Shares are trading at ~11.5x book value and in-line with 5-year normalized P/cash flow of 21.5x. Intangibles make up $683 million out of $1.3 billion in asset value and $685 million book value. Goodwill makes up $579 million of this, leaving tangible book value of just $105 million from this. It is also priced at ~10.8x EV/book value, whereas FCF return on equity comes to 38% for the T12M.

At 10.8x EV/book value we are theoretically paying $498.94 per share and $530 at 11.5x P/book, a premium of 3-10%. Moreover, our FCF ROE is 3.5% which brings the equity duration on the investment to 20 years on the stock. However, we note the market has priced CHE at 27x forward P/E which is ~9% ahead of the sector median, suggesting investors are expecting an above-industry result from the company.
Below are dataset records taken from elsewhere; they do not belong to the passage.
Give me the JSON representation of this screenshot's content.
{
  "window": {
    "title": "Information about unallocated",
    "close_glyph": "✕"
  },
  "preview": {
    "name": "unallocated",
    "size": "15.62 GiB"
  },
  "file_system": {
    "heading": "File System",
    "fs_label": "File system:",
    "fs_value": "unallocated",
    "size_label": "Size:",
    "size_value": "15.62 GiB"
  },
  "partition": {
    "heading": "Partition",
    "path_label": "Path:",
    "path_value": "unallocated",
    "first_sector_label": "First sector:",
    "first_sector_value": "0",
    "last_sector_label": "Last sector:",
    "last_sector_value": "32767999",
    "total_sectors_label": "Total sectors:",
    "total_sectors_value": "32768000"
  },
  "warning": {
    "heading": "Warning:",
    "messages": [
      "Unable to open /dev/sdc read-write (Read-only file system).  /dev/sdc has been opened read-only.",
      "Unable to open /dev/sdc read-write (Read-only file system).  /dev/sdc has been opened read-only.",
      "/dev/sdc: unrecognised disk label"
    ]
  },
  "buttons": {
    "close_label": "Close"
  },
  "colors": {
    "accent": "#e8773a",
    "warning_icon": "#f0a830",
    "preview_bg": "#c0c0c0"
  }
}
Prescribing this 27x forward P/E to our FY22 EPS estimates of $19.51 sees a price objective of $526. Doing the same to FY23 estimates of $20.75 and discounting back at 12.5% sees a target of $498. This demonstrates that CHE might be fairly priced between ~$500-$530, and that we might be paying a fair and reasonable price at 10.8x EV/book value. We advocate CHE is a buy based on this and the culmination of other factors as a portfolio stabiliser to reduce variance of portfolio returns.